Lumbersexuals, the group that arrived in the mid-2000’s, wore plaid shirts, and sported various forms of body art (short-handle for they had a lot of tattoos). They liked the rugged appearance of an outdoorsman complete with a bushy beard, but they did not leave the pavement.

But hipsters, the similar-type of urban/suburbanite who wear plaids, sport tats, and are otherwise pacifists, are picking up rifles, shotguns, and crossbows. Because they love our sport and all parts of the process? Nope. They like to know from whence their food comes.


Though they live in highly-populated areas, hipsters like the outdoors. They’re mostly plugged in but sometimes they also like to tune out. For the most part, hipsters unplug through non-consumptive sports like hiking, camping, kayaking and mountain biking. Their picking up a rifle, bow, or shotgun seems to be a natural extension and they’d probably have done it earlier if someone in their family was a hunter. But since most hipsters come from non-hunting homes, those genes skipped one if not more generations.

They don’t like to be classified as a group and pride themselves on individualism. Hipsters are the ones with rarely-seen bird dog breeds imported from a foreign land. They like custom-made firearms particularly if they’re made by a lesser-known guild. They’re somewhat hypocritical, for one minute they’ll drink nothing but craft beer bought from a local brewery and the next minute they’ll pop the top on a PBR pounder. For the most part, local is their style…that is until they broadcast information on a social media outlet from the web.

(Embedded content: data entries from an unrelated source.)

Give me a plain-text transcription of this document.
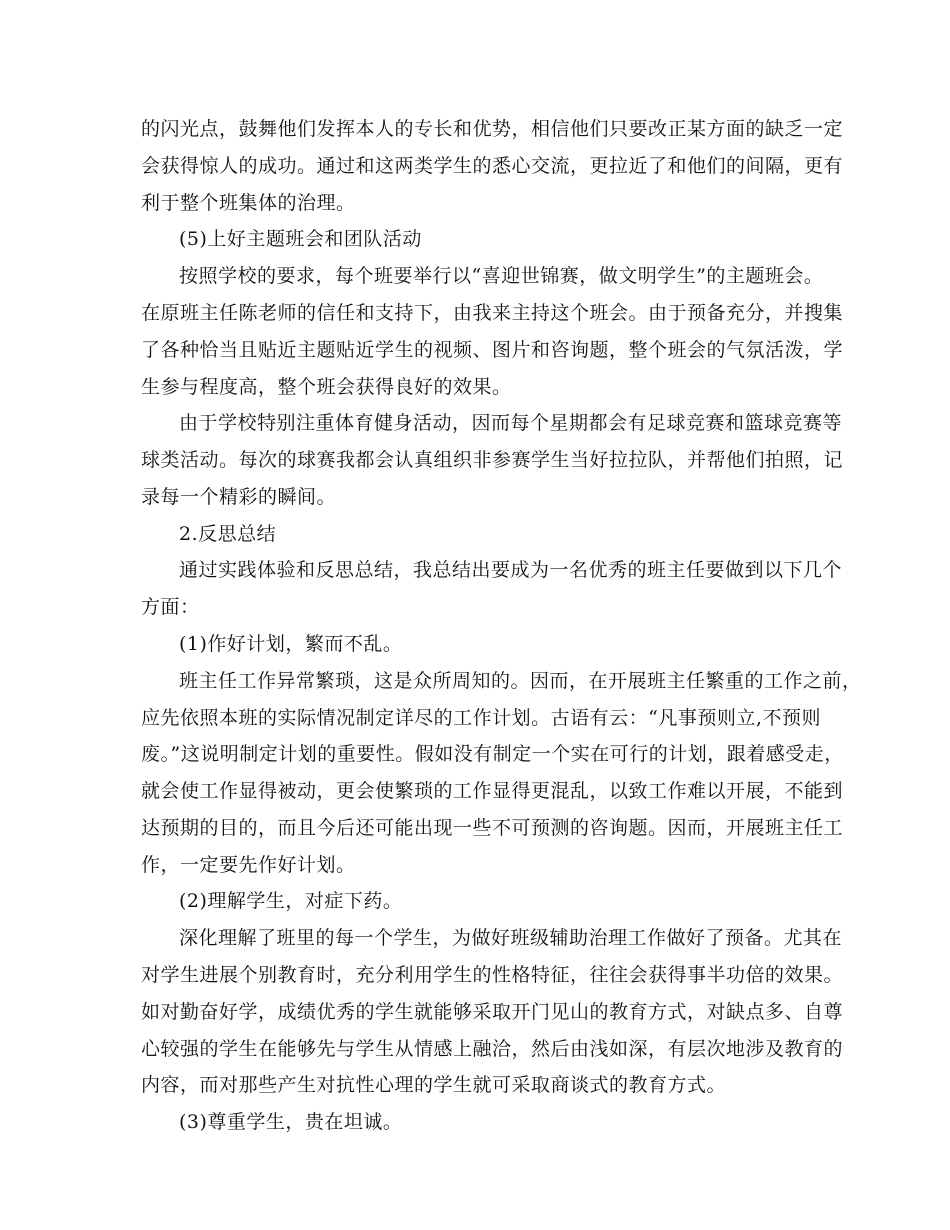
的闪光点，鼓舞他们发挥本人的专长和优势，相信他们只要改正某方面的缺乏一定
会获得惊人的成功。通过和这两类学生的悉心交流，更拉近了和他们的间隔，更有
利于整个班集体的治理。
(5)上好主题班会和团队活动
按照学校的要求，每个班要举行以“喜迎世锦赛，做文明学生”的主题班会。
在原班主任陈老师的信任和支持下，由我来主持这个班会。由于预备充分，并搜集
了各种恰当且贴近主题贴近学生的视频、图片和咨询题，整个班会的气氛活泼，学
生参与程度高，整个班会获得良好的效果。
由于学校特别注重体育健身活动，因而每个星期都会有足球竞赛和篮球竞赛等
球类活动。每次的球赛我都会认真组织非参赛学生当好拉拉队，并帮他们拍照，记
录每一个精彩的瞬间。
2.反思总结
通过实践体验和反思总结，我总结出要成为一名优秀的班主任要做到以下几个
方面：
(1)作好计划，繁而不乱。
班主任工作异常繁琐，这是众所周知的。因而，在开展班主任繁重的工作之前，
应先依照本班的实际情况制定详尽的工作计划。古语有云：“凡事预则立,不预则
废。”这说明制定计划的重要性。假如没有制定一个实在可行的计划，跟着感受走，
就会使工作显得被动，更会使繁琐的工作显得更混乱，以致工作难以开展，不能到
达预期的目的，而且今后还可能出现一些不可预测的咨询题。因而，开展班主任工
作，一定要先作好计划。
(2)理解学生，对症下药。
深化理解了班里的每一个学生，为做好班级辅助治理工作做好了预备。尤其在
对学生进展个别教育时，充分利用学生的性格特征，往往会获得事半功倍的效果。
如对勤奋好学，成绩优秀的学生就能够采取开门见山的教育方式，对缺点多、自尊
心较强的学生在能够先与学生从情感上融洽，然后由浅如深，有层次地涉及教育的
内容，而对那些产生对抗性心理的学生就可采取商谈式的教育方式。
(3)尊重学生，贵在坦诚。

Hipsters don’t cotton to the words hunt or kill. They prefer to use the word ‘harvest.’ They don’t like store-bought meats and instead favor ‘organic.’ Hunting is a process that isn’t as important to them. Knowing that they are eating ‘wild’ very much is. Fair chase and ethical methods are important as is the proper handling of game. Rack size is of little interest.


It seems as if we’re long past the time when hunters all looked alike. When was the last time you ate sausage, eggs, and toast at 3:00 AM in a diner full of red-and-black plaid-wearing whitetail hunters on opening day? It’s just as unusual to find a post-hunt bar crowded with orange-clad bird-doggers, too. I couldn’t look any more different from a hipster, for my hair is high-and-tight. I have neither moustache nor beard, and there isn’t a tattoo anywhere on my body. But if hipsters are the only new blood coming to our decreasing hunter numbers then I’ll welcome them with open arms. I’ll do what I can to help them along the way. Why? ‘Cause that’s just what we hunters do.